Con l’ordinanza n.13735 del 2 maggio 2022. la Corte di Cassazione torna ad esprimersi sul concetto di “segregazione” del patrimonio delle c.d. “società veicolo” (SPV, “special purpose vehicle”), cioè quelle società appositamente previste dalla Legge 130/1999 nelle operazioni di cartolarizzazione, che emettono sul mercato titoli destinati al finanziamento per l’acquisto di crediti dell’originator (creditore cedente) e che si obbligano nei confronti dei propri investitori a rimborsare il finanziamento ricevuto mediante il flusso derivante dall’incasso di tali portafogli.
Proprio a causa di tale struttura negoziale, già la L.130 del 1999, la dottrina italiana poi (e ancora) e l’Unione Europea nel 2017 hanno introdotto principi e strumenti a tutela degli equilibri alla base di tali operazioni.
Infatti, se da una parte le operazioni di cartolarizzazione agevolano le Banche (e le Società finanziarie) nel rischio del credito (facilitando la raccolta di denaro per determinate posizioni), dall’altra offrono titoli sicuri al pubblico investitore.
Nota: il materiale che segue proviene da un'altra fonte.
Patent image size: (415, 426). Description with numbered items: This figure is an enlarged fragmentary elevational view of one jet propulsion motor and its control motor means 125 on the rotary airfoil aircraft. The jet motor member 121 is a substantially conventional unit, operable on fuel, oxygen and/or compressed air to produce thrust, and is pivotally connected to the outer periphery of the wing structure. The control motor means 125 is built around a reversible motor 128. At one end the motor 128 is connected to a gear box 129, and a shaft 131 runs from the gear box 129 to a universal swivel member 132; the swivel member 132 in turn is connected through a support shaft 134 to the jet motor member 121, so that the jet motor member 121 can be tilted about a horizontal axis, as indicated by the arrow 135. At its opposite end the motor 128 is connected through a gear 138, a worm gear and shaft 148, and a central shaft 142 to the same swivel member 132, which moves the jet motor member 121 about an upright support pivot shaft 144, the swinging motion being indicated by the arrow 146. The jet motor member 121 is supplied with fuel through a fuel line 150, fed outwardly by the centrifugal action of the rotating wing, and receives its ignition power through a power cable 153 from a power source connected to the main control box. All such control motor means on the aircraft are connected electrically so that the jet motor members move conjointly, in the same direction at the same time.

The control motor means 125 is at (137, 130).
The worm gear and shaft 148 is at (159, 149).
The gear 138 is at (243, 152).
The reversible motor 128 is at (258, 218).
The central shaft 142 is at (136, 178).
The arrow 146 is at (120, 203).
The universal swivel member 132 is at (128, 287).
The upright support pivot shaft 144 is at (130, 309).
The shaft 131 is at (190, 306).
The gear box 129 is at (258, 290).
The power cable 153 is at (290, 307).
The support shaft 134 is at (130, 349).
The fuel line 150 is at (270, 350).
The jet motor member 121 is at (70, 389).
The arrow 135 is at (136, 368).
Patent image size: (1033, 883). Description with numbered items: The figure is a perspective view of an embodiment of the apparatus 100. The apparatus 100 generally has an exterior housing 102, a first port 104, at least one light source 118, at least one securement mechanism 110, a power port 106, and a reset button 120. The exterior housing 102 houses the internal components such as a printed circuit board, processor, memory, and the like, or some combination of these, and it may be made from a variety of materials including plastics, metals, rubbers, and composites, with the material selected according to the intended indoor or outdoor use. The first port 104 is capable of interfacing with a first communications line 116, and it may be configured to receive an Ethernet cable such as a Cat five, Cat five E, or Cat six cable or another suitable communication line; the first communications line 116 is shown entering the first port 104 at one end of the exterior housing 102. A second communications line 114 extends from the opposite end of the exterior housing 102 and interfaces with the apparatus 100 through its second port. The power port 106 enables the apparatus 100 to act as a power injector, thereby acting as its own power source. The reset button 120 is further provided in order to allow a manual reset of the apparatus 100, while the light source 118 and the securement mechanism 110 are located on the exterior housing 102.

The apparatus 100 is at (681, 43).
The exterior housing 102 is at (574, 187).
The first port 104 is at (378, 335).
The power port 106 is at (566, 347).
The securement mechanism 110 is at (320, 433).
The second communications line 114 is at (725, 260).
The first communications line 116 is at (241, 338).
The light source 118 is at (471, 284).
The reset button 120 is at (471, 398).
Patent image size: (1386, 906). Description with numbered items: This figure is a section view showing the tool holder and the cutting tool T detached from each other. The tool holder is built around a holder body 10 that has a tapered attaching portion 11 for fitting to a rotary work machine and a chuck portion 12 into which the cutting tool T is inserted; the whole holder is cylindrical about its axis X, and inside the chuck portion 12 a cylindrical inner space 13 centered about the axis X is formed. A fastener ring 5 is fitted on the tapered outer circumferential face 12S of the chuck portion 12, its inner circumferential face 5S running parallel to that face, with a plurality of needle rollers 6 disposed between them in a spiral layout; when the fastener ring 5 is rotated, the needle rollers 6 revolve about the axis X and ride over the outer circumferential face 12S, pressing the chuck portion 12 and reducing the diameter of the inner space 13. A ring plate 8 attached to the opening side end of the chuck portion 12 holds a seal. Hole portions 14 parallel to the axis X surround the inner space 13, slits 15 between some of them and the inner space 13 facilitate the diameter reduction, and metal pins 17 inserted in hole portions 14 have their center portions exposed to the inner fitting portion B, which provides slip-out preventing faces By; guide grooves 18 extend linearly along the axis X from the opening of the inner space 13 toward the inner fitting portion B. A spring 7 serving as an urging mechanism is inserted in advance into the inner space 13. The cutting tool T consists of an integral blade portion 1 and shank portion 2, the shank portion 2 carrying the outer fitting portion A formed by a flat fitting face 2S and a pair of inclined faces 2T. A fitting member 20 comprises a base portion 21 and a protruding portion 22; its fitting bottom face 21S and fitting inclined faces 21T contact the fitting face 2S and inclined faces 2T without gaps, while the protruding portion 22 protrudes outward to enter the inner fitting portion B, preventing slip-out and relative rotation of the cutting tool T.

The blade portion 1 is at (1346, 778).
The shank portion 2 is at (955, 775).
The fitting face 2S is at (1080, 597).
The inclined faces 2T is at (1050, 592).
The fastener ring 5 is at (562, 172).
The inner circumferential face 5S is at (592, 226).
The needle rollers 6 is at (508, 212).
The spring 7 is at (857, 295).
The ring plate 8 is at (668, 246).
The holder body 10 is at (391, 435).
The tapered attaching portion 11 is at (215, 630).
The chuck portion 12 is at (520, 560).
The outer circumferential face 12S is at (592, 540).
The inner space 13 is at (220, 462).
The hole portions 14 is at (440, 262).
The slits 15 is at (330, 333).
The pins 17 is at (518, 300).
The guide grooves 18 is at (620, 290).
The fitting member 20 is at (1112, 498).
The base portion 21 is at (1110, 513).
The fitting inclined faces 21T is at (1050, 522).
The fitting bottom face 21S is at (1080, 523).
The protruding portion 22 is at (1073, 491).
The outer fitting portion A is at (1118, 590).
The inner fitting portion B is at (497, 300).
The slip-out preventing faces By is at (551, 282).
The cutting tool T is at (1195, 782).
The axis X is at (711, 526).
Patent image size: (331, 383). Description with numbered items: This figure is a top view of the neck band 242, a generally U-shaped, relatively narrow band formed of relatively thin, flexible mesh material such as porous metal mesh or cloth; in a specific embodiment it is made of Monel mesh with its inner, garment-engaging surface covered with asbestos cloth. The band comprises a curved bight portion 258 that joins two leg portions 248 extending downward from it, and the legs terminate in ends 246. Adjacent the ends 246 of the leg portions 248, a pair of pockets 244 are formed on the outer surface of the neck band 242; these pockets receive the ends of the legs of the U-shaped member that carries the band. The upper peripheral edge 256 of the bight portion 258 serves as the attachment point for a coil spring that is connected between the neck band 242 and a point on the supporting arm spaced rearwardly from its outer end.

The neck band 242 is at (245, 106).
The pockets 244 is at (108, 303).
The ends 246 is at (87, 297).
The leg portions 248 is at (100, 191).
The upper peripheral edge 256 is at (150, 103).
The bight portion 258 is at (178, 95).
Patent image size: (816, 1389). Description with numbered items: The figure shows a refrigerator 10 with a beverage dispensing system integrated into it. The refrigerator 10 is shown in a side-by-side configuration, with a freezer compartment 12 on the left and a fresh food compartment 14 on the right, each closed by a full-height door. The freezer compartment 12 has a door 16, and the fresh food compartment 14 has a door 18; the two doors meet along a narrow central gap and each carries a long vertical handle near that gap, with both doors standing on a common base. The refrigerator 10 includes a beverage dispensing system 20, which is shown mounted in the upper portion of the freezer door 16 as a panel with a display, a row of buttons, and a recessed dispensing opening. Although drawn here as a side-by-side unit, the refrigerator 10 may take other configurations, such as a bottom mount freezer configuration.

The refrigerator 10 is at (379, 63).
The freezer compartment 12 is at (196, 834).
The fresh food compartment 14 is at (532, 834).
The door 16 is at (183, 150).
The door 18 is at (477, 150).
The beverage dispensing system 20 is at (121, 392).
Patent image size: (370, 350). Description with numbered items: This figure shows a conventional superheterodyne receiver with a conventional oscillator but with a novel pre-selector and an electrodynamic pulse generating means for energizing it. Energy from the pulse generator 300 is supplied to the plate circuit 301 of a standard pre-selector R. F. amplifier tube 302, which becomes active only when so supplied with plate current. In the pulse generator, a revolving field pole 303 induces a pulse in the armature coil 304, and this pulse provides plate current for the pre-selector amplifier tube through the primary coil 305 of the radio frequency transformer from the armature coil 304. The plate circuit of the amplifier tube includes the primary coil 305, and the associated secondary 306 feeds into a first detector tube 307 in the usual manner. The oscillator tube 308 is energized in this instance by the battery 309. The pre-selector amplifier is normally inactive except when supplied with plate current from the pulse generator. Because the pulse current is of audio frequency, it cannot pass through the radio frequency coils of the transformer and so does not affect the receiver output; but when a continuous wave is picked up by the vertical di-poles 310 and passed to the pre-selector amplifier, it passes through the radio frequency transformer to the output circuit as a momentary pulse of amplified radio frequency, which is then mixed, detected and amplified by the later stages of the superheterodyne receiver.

Tale sicurezza deriva innanzitutto dal fatto che l’oggetto sociale e lo scopo delle “società veicolo” (SPV) è -e deve essere- unicamente quello di realizzare tali operazioni di cartolarizzazione e di stipulare ovviamente contratti con altri soggetti la cui attività è necessaria al recupero del credito di cui sono cessionarie.
Dall’unicità di tale oggetto deriva il concetto di segregazione (o separazione) del patrimonio delle SPV. Infatti, proprio perché le operazioni di cartolarizzazione vedono necessariamente il coinvolgimento di investitori che finanziano l’acquisto a fronte di titoli, il patrimonio costituito dai crediti oggetto di cessione non può essere aggredibile da soggetti estranei a tale rapporto.
La destinazione di tale patrimonio, come previsto espressamente nella L. 130/99, è vincolata al soddisfacimento dei diritti incorporati nei titoli emessi per ottenere il finanziamento, necessario all’acquisto dei crediti, nonché naturalmente al pagamento dei costi di gestione. Con l’ordinanza succitata, la Corte di Cassazione avalla e conferma tale principio, aggiungendo un elemento di tutela ulteriore, negando ai debitori ceduti anche la possibilità di opporre in compensazione crediti sorti successivamente alla cessione e, addirittura, di svolgere domande riconvenzionali, quindi avanzare pretese e richiedere condanne al pagamento di somme, nei confronti della SPV: “consentire ai debitori ceduti di proporre in compensazione, al cessionario, controcrediti da essi vantati verso il cedente…e addirittura consentire, come nella specie, la proposizione di domande riconvenzionali, significherebbe andare ad incidere in modo imprevedibile, su quel patrimonio a destinazione vincolata, scaricandone così le conseguenze sul pubblico dei risparmiatori, ai quali spetta, invece in via esclusiva, il valore del medesimo” in quanto possono essere esposti solo al rischio del mancato incasso o dell’inesistenza del credito.
Rischi che, in realtà, il Paese pare sempre più pronto a scongiurare, considerato che in data 5 maggio 2022, il Consiglio dei Ministri ha approvato in sede preliminare, le disposizioni per l’adeguamento della normativa nazionale alle disposizioni del Regolamento UE 2017/2402.
Infatti, il Regolamento fornisce un vero e proprio reticolato normativo fondato su principi di trasparenza e semplicità che devono ispirare le operazioni di cartolarizzazione e le SPV, per le quali dovrebbe istituirsi un albo ad hoc, al fine di garantire la protezione dei finanziatori attraverso strumenti informativi tempestivi e veritieri (due diligence, risk retention) per agevolare un consapevole investimento nell’operazione.
Come ha dichiarato il consiglio dei Ministri nel comunicato stampa, l’adeguamento a livello nazionale di tale riforma europea risponde alla necessità di rilanciare il mercato delle cartolarizzazioni di qualità per garantire la protezione degli investitori e ridurre i rischi nel settore bancario.